La BO du jour : parce que Changes, c’était trop évident, voici une autre histoire d’homme qui tomba sur terre…https://www.youtube.com/watch?v=ZY77zDzNmYw
Ne sommes nous point le 30 et non le 31 (pour la rediff) ?
Ah il est pénible ce Matt à relever les détails insignifiants…
Je suis pressé d’entamer la saison 4….
Non , en fait toutes les mises à jour de vieux articles ont été faîtes sur une seule journée et leur programmation via l’ergonomie exceptionnelle de WordPress ont été programmés par simple comptage mental…
Bruce a fait encore plus fort avec la mise à jour de l’article sur Unknown Soldier : elle date du 28 août, alors que l’en-tête indique qu’il s’agit d’un article publié pour la première fois le 05 septembre 2016 (soit la semaine prochaine).
Il est facile pour moi d’ironiser, mais c’est juste pour te prouver que ton site disposes de lecteurs attentifs.
Bruce le blogger en avance sur son temps 😉
Nous faisons des bonds dans le temps !
Sinon, je ne connais pas du tout Shades. Cela semble curieux.
Je ne sais pas quoi penser de Milligan non plus. J’ai lu quelques trucs biens. Et puis j’ai lu ses X-men aussi…(Golgotha, Blood of Apocalypse…mouairf…avec des persos qui se chamaillent comme des gosses)
Que pensent les fans de ses errements dans le mainstream ?
Tout dépend qu’il soit inspiré (X-Statix, Batman) ou non (Elektra, X-Men).
Mais généralement les oeuvres de commande, ce n’est pas là où il brille le plus.
Batman de Peter Milligan ? Ou ça ? Quelle série ?
ça me fait toujours un peu mal au cœur moi quand un bon dessinateur bosse sur une série au scénar super décevant. Ce qui était le cas sur ses X-men.
Et Bendis aussi tiens, qui sait très bien s’entourer de bons dessinateurs mais…dont le talent est gâché par l’histoire.
https://www.amazon.com/Batman-Dark-Knight-City/dp/1401251277
Je fais référence à son run des 90’s, puisque lorsque il est revenu sur la franchise dans les années 2000 il s’est montré moins inspiré…
Et tu as même un commentaire rédigé par mes soins sur amazon VF :
https://www.amazon.fr/review/R1ZA8FV3SMTGTG/ref=cm_cr_dp_title?ie=UTF8&ASIN=1401251277&channel=detail-glance&nodeID=52042011&store=english-books
Pour qualifier son premier run sur Batman Milligan avait dit qu’on lui avait laisser faire ce qu’il voulait du moment qu’il laissait le personnage tel qu’il l’avait trouvé en arrivant ! Au final ses épisodes étaient intéressants mais un peu plombés par le dessinateur (Jim Aparo) dont je ne suis vraiment pas fan…
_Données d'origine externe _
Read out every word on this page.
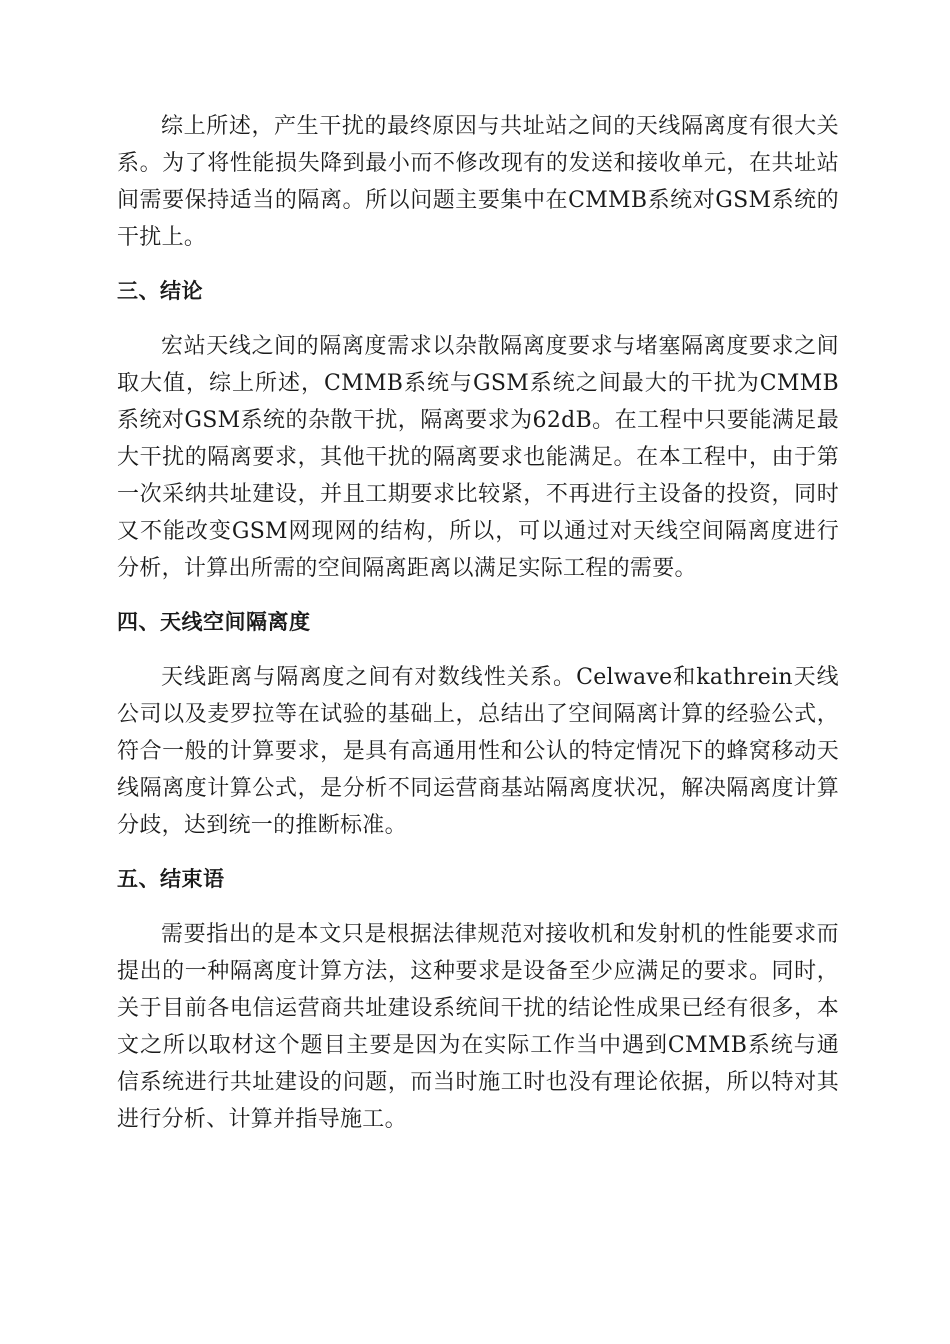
综上所述，产生干扰的最终原因与共址站之间的天线隔离度有很大关系。为了将性能损失降到最小而不修改现有的发送和接收单元，在共址站间需要保持适当的隔离。所以问题主要集中在CMMB系统对GSM系统的干扰上。

三、结论

宏站天线之间的隔离度需求以杂散隔离度要求与堵塞隔离度要求之间取大值，综上所述，CMMB系统与GSM系统之间最大的干扰为CMMB系统对GSM系统的杂散干扰，隔离要求为62dB。在工程中只要能满足最大干扰的隔离要求，其他干扰的隔离要求也能满足。在本工程中，由于第一次采纳共址建设，并且工期要求比较紧，不再进行主设备的投资，同时又不能改变GSM网现网的结构，所以，可以通过对天线空间隔离度进行分析，计算出所需的空间隔离距离以满足实际工程的需要。

四、天线空间隔离度

天线距离与隔离度之间有对数线性关系。Celwave和kathrein天线公司以及麦罗拉等在试验的基础上，总结出了空间隔离计算的经验公式，符合一般的计算要求，是具有高通用性和公认的特定情况下的蜂窝移动天线隔离度计算公式，是分析不同运营商基站隔离度状况，解决隔离度计算分歧，达到统一的推断标准。

五、结束语

需要指出的是本文只是根据法律规范对接收机和发射机的性能要求而提出的一种隔离度计算方法，这种要求是设备至少应满足的要求。同时，关于目前各电信运营商共址建设系统间干扰的结论性成果已经有很多，本文之所以取材这个题目主要是因为在实际工作当中遇到CMMB系统与通信系统进行共址建设的问题，而当时施工时也没有理论依据，所以特对其进行分析、计算并指导施工。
@ Matt : je trouve que Milligan fait partie de ces auteurs qui ne s’épanouissent que dans l’indé 😉 mais cette opinion n’engage que moi…
Et bien je n’ai toujours pas tenté cette bd… Des nouvelles d’un éventuelle traduction et diffusion par Urban ?
A part ça, ton premier article a déjà un sacré niveau : érudition, détails, légendes rock n roll… Respect !
Ah merci à toi mais je me suis rendu compte à l’occasion de cet article que je ne peux (bien) parler d’une série que si je viens de la relire ! Écrire de mémoire ce n’est pas pour moi manifestement !
Concernant la réédition chez Urban j’ai peur qu’elle ne reste qu’un rêve…
Ah ben c’est simple, je relis systématiquement avant d’écrire…
A part ça : http://www.bleedingcool.com/2016/07/17/when-a-zubat-flies-into-alan-moores-home-pokemon-go/
Brillante serie de Peter Milligan et les dessins fous fous fous de Chris Bachalo, l’ami des amateurs de comics ‘strange’ style Generation X.
Bons souvenirs du débat sur l’ivg, toute ma jeunesse.